Myrtle Gonzalez was California born and raised, athletic, the epitome of what we’d call today the “all-American girl”.  Her entry in the Motion Picture Studio Directory for 1918 makes a point of mentioning she “swims and rides”, and the January 1916 Photoplay lists she is "a star at basketball and tennis".

(Photoplay, May 1917, courtesy the MHDL)

The daughter of Manuel Gonzalez, a grocer, and Lillian Cook, an Irish former opera singer (whose lovely soprano she inherited), much was made of Myrtle’s upper-class Spanish ancestry.  “Please remember to spell my last name with a ‘z’ twice…because that is aristocratic Spanish,” she (supposedly) told Motion Picture Story in their March 1914 issue.  The same article attributes her acting success to her “temperamental, fiery” background.  That success was unusual; in the teens, Hispanics/Latinos were often represented as villains, imposing and dangerous:

Most Latino characters in the 1910s weren't afforded the occasional sympathy shown toward other minorities, with most Latinos depicted as dastardly "greasers"…[g]enerally, Mexicans were depicted as lazy and deceitful…when [Mexican filmgoers] responded by boycotting Hollywood, American filmmakers responded by carefully applying the negative stereotype to all Latinos, not just Mexicans. [Eric Brightwell, ­¡Silencio! – The Hispanic & Latino experience in the silent era – Amoeblog]

This is where Gonzalez’s Irish heritage made the difference; with her pale skin, light brown hair, and hazel eyes, she didn’t look the way the average 1910s American audience expected. She was even referred to as the “Virgin White Lily of the Screen”.  This led to her being featured in over 75 pictures for Western Vitagraph and Bluebird (the more artistic division of Universal).  She was best known for the six-reel drama “The Chalice of Courage”, before her untimely death in 1918.

(Moving Picture Weekly, January 13 1917, courtesy the MHDL)

Which brings us back to her obituary. Why did the LA Times list her cause of death as heart disease?  The same reason a lot of trade papers/fan magazines, while mentioning influenza, tempered it with additions of a heart ailment or stunt injury: fear.  Or more correctly, an attempt to comfort readers from thinking it could happen to them by giving other reasons for her demise.  Photoplay openly addressed the state of Hollywood and the rest of the US:

You know what it did to your family and to every family in the neighborhood.   You all had it.  And the big movie family wasn’t immune.  […] Few companies, east or west, escaped the scourge.  [“Plays and Players”, Photoplay, January 1919]

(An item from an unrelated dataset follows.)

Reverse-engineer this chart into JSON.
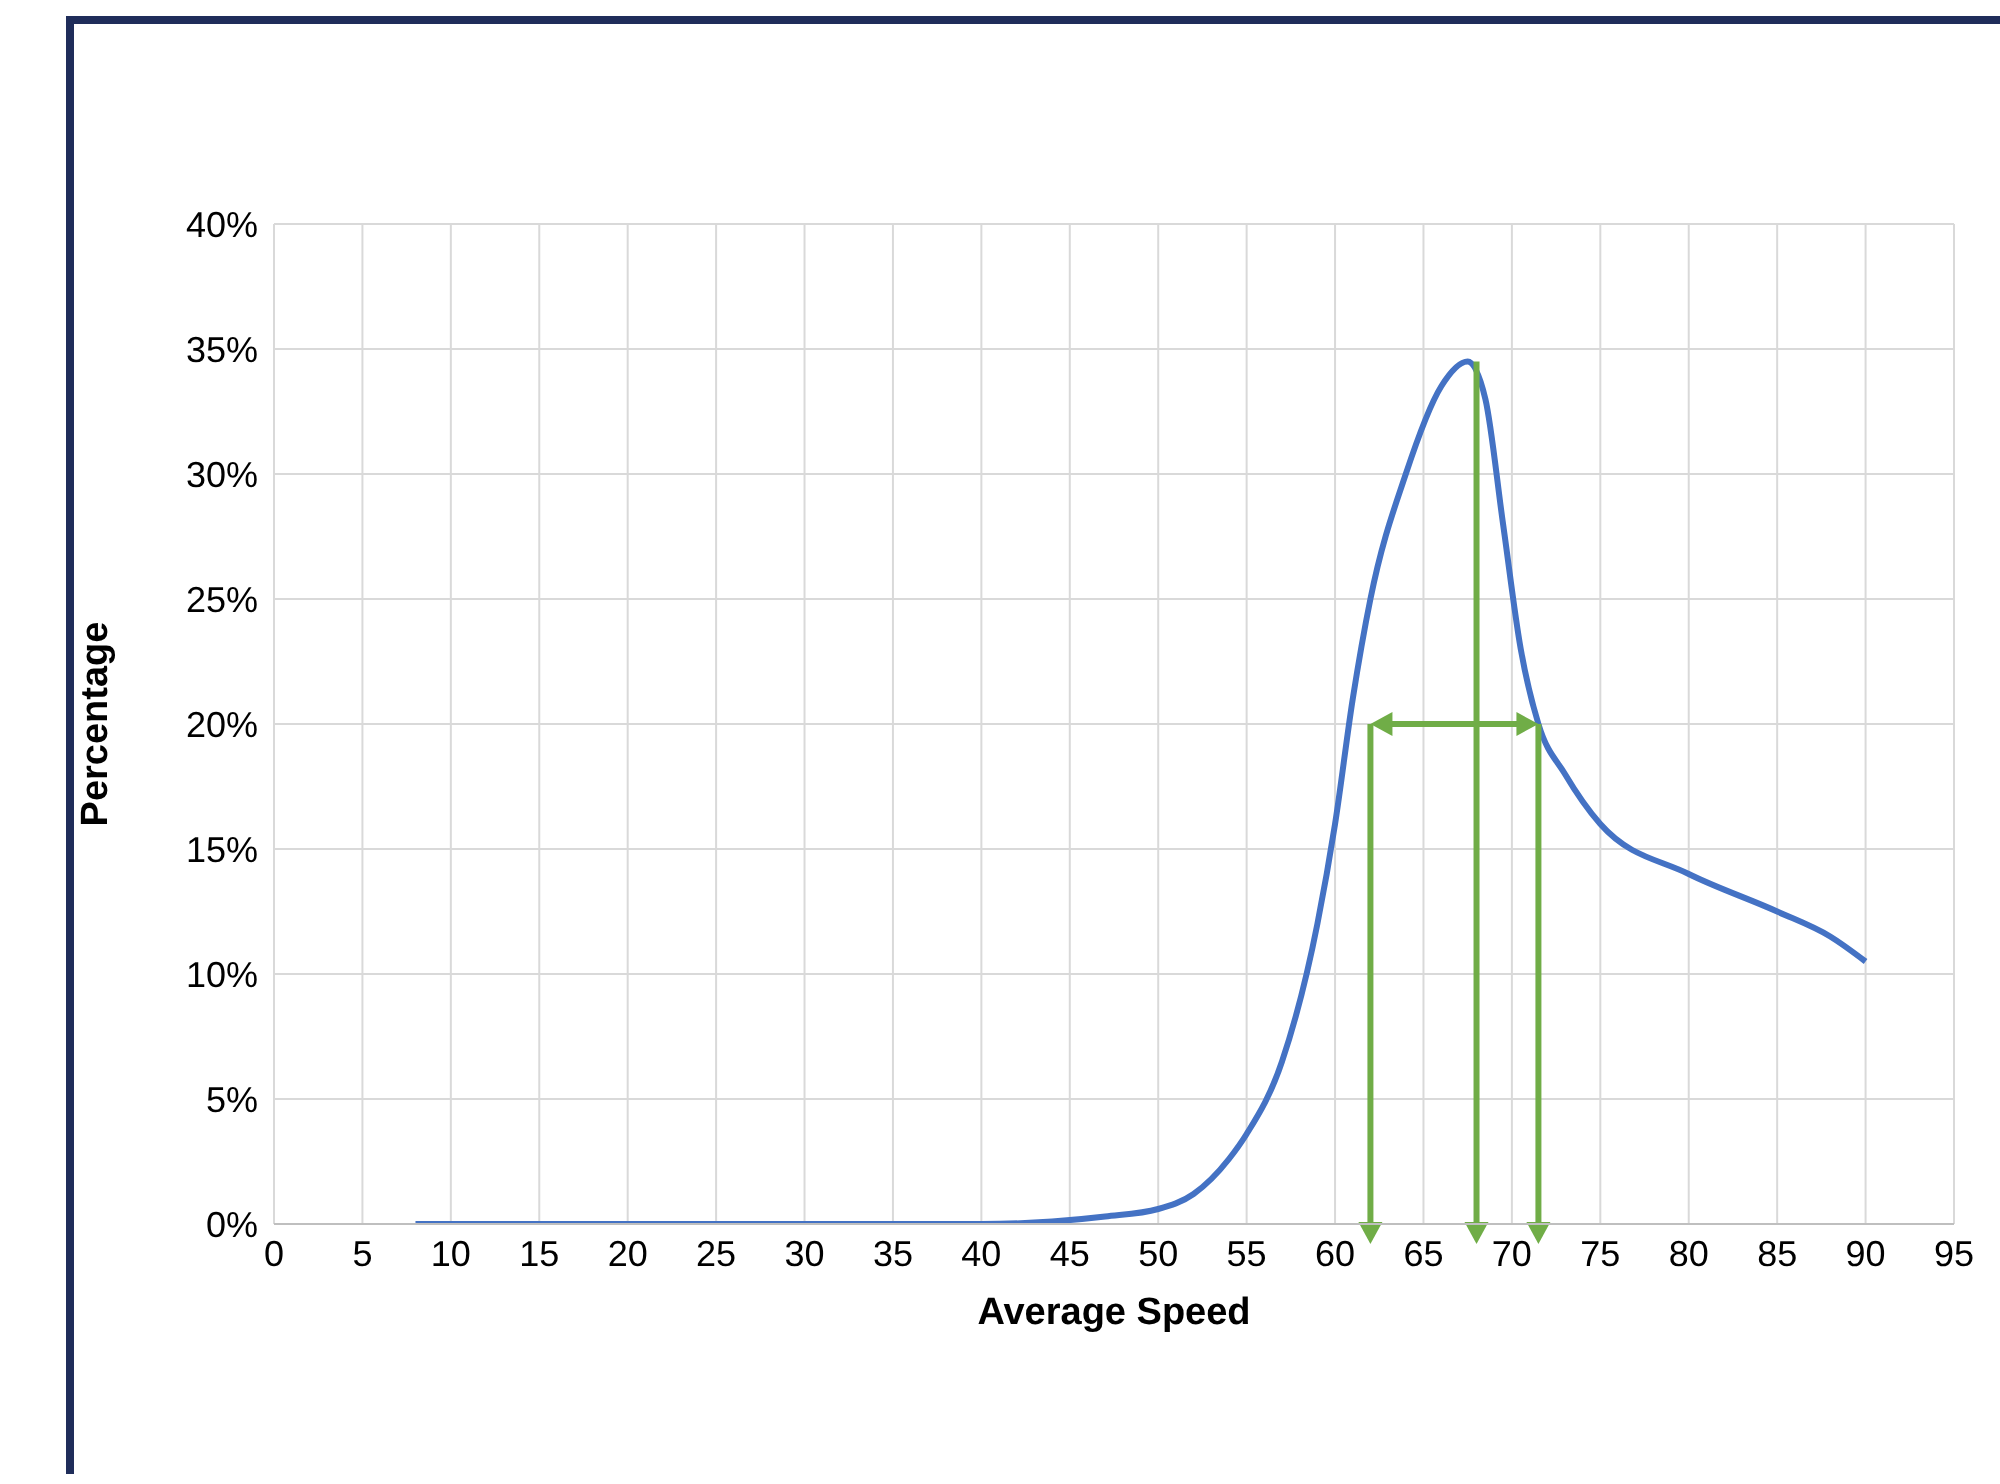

(Yet they, too, list her death as “complication[s] of heart trouble and influenza…said to be indirectly due to a fall received a year ago while riding for a ‘stunt’ picture”.)

Yes, Myrtle Gonzalez was a victim, but this young lady wouldn't want that to be her legacy.  Instead, remember her as a wife, mother, singer, actress, and trailblazer:  the first Hispanic/Latino movie star.